Un pueblo y su rey bien podría ser un documental por la fidelidad y rigor histórico (con sus dosis necesarias de ficción en cuanto a las tramas personales) con la que trata la Revolución Francesa.

El filme es un poético relato construido a base de un magistral uso de la fotografía y los encuadres, destacando la escena en la que el pueblo toma La Bastilla y derrumba una de sus torres, permitiendo el paso de la luz del Sol a las casas próximas a la gran prisión o el cierre de los grandes ventanales de Versalles cuando la familia real abandona el inmenso palacio. Un relato importante no solo para Francia, sino para la historia universal por todo lo que implica, aun mu vigente, y los hechos inmediatamente posteriores, desencadenantes de la historia de Occidente en los siglos XIX y XX.

Se trata, por tanto, de una enseñanza, una master class de Historia, una de esas películas que deberían ser de visionado obligado en colegios y Facultades de Historia y Ciencias Políticas. Una vez más, el cine como herramienta de divulgación no solo cultural.




En este caso, el relato firmado por Pierre Schoeller (ganador del César, el premio de la Academia Francesa de Cine, por El ejercicio del poder) hace un alegato sobre cómo los extremos son perversos, sino siempre, casi, y cómo hay que saber frenar toda revolución para que ésta, o mejor dicho los nobles ideales que la impulsaron, triunfe.

El mérito de esta superproducción épica e histórica sobre una época convulsa, llena de contraste entre el barroco y lo medievo, no solo lo tiene Pierre Schoeller, obviamente.
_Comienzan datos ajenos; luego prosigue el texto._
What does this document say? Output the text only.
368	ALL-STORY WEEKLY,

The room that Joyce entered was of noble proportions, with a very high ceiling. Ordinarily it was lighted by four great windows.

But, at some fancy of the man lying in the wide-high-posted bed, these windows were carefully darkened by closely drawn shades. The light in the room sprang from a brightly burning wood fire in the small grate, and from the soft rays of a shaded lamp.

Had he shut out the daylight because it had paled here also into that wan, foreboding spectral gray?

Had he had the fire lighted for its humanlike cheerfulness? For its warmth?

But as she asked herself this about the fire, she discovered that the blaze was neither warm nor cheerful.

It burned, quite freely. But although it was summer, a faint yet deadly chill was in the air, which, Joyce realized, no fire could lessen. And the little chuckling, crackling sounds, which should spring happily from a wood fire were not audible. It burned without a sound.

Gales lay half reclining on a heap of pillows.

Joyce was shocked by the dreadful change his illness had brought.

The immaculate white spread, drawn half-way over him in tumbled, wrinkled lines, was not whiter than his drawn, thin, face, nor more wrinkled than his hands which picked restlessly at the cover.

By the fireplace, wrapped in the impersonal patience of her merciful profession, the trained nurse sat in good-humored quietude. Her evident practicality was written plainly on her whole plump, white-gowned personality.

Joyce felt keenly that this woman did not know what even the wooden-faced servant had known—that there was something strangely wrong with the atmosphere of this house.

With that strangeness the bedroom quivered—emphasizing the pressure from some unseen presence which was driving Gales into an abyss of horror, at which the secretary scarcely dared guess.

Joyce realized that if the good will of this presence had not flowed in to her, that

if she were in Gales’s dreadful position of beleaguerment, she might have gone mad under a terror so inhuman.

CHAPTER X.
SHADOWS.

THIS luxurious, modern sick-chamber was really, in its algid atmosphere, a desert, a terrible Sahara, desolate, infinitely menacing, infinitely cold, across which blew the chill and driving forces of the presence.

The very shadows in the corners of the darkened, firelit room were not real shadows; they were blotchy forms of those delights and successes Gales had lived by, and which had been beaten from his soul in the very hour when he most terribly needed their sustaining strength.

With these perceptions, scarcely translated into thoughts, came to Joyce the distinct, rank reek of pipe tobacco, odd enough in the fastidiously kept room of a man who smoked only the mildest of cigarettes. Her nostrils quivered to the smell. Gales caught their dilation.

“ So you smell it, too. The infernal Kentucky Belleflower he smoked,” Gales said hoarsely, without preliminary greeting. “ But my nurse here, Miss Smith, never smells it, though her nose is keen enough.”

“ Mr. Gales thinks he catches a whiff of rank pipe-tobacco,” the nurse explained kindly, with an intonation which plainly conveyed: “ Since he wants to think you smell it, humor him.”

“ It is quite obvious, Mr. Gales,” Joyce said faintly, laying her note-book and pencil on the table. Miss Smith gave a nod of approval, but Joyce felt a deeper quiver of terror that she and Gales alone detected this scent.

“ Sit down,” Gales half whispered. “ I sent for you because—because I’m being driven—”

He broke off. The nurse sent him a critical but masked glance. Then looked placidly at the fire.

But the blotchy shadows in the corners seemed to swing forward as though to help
El equipo técnico y artístico, encabezado éste por Gaspard Ulliel y Adèle Haenel  (ambos ganadores dos veces del César), Louis Garrel (otro ganador del César) y Laurent Lafitte, nominado al César, han hecho una labor encomiable a la que es difícil poner un pero. Recomiendo verla en una buena sala de cine, con butacas cómodas y, sobre todo, buena calidad de proyección y sonido.